The economy expanded 7.5% in the April-to-June quarter, up from 7.4% growth in the previous quarter. Several media outlets describe the growth as "stable" and attribute the expansion to government policies.
The Securities Times notes that the "stable growth" is the effect of a "series of policies aimed at achieving steady growth, economic reform, restructuring and benefiting the people".
The commentary predicts that the Chinese economy will remain stable as the policies "continue to have a good impact in the future".
The Beijing Times allays fears over the slowdown and adds that instead of "relentlessly pursuing the beautiful GDP figures", one should accept the "new norm of a steady growth in the GDP".
Liu Mingkang, former chairman of the China Banking Regulatory Commission, however, points out some of the problems in the world's second-largest economy.
"The weakening of exports is a major external problem that China is facing," he tells the Economic Daily.
He adds that the slowdown in investments, an increase in government debt and risks in the property market are some of the domestic problems that are likely to add pressure to the economy.
Meanwhile, media discuss China's decision to move an oil rig out of the contested waters in the South China Sea.
Beijing announced that it would remove the oil rig after concluding exploratory drilling in the disputed waters.
China moved the rig into waters near the Paracel Islands - which Vietnam also claims - in May. In a statement, China National Petroleum Corp (CNPC) said it would now assess the data collected by the rig.
Media outlets reiterate the official explanation that the decision "has nothing to do with external factors", but it was taken due to safety considerations as the "typhoon season is coming".
An analysis in Phoenix Net points out that the oil rig was set up "to declare territorial rights and also for business exploration".
"Now that the purpose has been achieved, it is time to move away," it says.
Echoing similar sentiments, the Global Times' Chinese edition dismisses "speculation" that China took the decision due to pressure from the US.
"There is no doubt that the Chinese government stands firm over territorial issues. There is no room for compromise," it says, adding that since the exploratory work has been completed, the removal of the oil rig "can help Washington to save some face".

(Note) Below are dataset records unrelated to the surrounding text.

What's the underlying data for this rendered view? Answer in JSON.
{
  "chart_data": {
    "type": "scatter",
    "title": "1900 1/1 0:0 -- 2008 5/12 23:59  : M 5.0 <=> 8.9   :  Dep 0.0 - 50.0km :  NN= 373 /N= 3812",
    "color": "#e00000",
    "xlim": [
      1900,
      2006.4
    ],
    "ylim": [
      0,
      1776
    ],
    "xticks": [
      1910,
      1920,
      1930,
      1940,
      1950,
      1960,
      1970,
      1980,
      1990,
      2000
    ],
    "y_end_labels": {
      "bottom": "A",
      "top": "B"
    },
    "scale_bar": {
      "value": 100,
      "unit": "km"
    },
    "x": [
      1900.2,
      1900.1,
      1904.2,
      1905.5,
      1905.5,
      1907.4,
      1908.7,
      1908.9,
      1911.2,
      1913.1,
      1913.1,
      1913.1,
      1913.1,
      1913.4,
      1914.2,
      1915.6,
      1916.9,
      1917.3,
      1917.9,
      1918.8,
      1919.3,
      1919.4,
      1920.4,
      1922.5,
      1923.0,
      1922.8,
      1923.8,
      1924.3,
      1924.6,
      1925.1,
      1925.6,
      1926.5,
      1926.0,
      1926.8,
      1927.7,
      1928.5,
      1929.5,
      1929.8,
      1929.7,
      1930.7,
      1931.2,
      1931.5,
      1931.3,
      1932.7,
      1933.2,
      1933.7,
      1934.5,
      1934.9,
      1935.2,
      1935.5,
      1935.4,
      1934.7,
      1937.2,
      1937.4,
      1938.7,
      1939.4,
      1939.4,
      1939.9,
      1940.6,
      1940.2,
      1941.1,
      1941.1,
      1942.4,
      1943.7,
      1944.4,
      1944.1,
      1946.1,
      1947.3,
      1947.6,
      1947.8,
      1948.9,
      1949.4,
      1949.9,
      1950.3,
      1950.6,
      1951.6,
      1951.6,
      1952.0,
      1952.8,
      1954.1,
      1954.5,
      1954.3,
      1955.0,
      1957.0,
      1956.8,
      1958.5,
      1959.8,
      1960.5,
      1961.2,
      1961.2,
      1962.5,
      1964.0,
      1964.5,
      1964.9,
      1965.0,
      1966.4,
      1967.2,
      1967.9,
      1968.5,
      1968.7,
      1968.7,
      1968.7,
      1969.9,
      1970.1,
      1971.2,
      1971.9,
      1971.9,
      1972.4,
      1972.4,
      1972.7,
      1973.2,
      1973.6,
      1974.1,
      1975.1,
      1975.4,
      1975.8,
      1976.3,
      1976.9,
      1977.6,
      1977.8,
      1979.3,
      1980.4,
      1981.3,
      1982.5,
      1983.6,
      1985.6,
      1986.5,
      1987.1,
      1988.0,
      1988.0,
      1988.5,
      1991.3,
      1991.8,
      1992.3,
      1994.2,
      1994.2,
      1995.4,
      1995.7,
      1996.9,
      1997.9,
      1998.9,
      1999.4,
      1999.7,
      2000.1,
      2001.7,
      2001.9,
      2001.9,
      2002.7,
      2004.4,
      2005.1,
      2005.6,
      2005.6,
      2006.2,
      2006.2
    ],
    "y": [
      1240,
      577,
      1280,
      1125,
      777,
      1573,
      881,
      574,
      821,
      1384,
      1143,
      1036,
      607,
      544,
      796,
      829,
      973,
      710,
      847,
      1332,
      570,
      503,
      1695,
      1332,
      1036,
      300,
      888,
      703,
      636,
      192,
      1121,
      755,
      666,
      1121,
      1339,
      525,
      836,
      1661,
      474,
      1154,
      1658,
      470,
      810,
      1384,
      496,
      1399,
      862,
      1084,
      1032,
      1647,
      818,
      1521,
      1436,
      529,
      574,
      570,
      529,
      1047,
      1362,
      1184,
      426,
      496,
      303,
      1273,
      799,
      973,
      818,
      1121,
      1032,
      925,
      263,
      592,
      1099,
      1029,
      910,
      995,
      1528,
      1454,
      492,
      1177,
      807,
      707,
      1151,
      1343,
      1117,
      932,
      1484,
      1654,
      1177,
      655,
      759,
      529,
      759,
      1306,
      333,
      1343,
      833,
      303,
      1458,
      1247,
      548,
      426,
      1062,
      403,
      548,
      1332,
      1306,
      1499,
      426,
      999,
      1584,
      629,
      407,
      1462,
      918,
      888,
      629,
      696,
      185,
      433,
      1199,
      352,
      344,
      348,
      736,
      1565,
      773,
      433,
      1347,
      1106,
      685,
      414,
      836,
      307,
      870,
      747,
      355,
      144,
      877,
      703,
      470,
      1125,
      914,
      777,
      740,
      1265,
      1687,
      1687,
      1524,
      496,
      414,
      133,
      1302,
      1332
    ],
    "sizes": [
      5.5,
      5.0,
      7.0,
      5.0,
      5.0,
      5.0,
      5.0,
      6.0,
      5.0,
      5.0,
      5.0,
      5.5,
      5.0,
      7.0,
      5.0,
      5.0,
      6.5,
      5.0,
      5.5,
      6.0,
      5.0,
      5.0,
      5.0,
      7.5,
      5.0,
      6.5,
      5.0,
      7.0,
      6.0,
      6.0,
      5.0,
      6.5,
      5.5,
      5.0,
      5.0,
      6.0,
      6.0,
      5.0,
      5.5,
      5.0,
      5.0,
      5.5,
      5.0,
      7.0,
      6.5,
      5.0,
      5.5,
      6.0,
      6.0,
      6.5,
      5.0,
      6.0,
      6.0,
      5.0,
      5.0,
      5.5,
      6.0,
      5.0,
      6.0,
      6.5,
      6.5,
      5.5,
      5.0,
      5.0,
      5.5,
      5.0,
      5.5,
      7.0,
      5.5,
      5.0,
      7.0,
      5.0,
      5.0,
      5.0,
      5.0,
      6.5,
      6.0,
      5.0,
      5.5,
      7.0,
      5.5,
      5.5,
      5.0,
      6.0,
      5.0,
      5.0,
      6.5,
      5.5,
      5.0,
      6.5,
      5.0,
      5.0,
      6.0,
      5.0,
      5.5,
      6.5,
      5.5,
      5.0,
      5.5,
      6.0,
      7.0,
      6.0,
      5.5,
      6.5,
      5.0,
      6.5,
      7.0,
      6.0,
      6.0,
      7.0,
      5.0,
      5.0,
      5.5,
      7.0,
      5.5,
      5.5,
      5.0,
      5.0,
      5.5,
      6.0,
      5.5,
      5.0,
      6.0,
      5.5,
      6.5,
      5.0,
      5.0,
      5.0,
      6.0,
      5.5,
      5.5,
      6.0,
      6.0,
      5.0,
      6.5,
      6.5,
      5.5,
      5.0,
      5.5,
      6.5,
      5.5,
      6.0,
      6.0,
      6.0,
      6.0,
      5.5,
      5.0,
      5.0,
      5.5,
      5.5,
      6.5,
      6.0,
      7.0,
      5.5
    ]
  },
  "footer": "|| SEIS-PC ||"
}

And finally, authorities have decided to curb the misuse of official vehicles in government offices to cut spending.
According to new guidelines released on Wednesday, the central government will "scrap the supply of vehicles for use in regular government affairs, while keeping those for special services such as law enforcement and emergencies", Xinhua reports.
Welcoming the decision, the Beijing Youth Daily describes the abuse of government cars as "wheel corruption".
"The image and credibility of government departments gets affected when some officials use government cars to satisfy their own luxurious needs," it notes.